Oke stands alone, at the top of the platform, while Apollo groans from the skies: a true moment of Greek tragedy. How amazing it must be in full production, after all the images of puppets and multiple personas, intricate musical patterns and elaborations.
The 17th Arch, the Arch of Fear is extraordinarily beautiful in its stark simplicity. Orpheus is in the "real" world again but he's still unable to comprehend. "Did I build this stone shelter over the dark cave?" he asks. "Above my head is stone, Under my feet is rock". Birtwistle sets the simple words with amazing cadences, leaping out of an almost staccato, half-spoken baseline. The words "rock", "summer grass", "stream" and "nightmares" jump outwards as if they had a life of their own. Then the Other Orpheus sings single words "Fear. Caught. Time. Lost". Between each word, silence but for the rising sounds of the orchestra. Suddenly, this Orpheus takes off into shining lyricism: two words : "Tide moan". Their meaning is too deep to express by rational logic.

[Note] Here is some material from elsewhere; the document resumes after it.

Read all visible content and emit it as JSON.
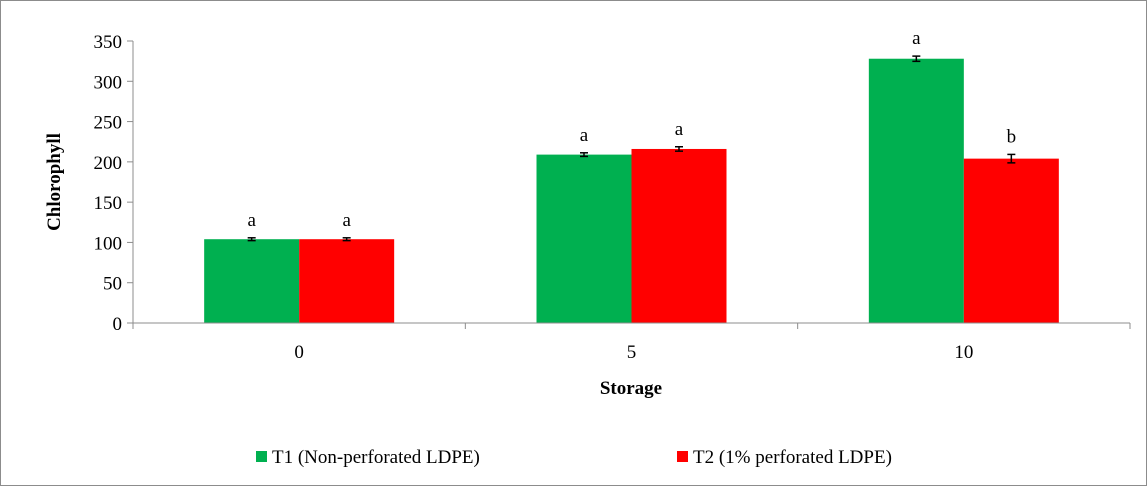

Euridice calls Orpheus's name, but the syllables break up, as if lost in transmission across the void that now keeps them apart. No more words. Only elusive music, possibly the Voice of Apollo. In the original stage directions, the plot is complicated, and Orpheus hangs himself. Here, instead, Alan Oke walks round the stage and into the audience, silently touching people on the shoulder, in an echo of the 9th Arch, the "arch of awareness. Meaning to touch". Those who get touched in the orchestra and choir pass it on to others. This symbolizes the concept that life and death are a continuum. It also fits better with the idea that Orpheus's spirit, which is music, lives on whenever people communicate. The suicide solution might have been an option in 1973/5 but in view of everything Birtwistle has done since then, it's a cop-out. This new "ending" is aesthetically more satisfying.
The performance was preceded by Stravinsky's ballet Apollo which was a good idea, for Apollo was Orpheus's father, who gave him the Lyre and the gift of Music. It's surprisngly austere Stravinsky, presaging his interest in classicism and the baroque. Not really so very different from Birtwistle, the "wild man" of British music, whose notorious image belies music of sensitivity and poise, which also harks back to early music. Apollo was preceded by Jonny Greenwood's Popcorn Superhet Receiver, which uses similar orchestration, and has the violins standing to attention.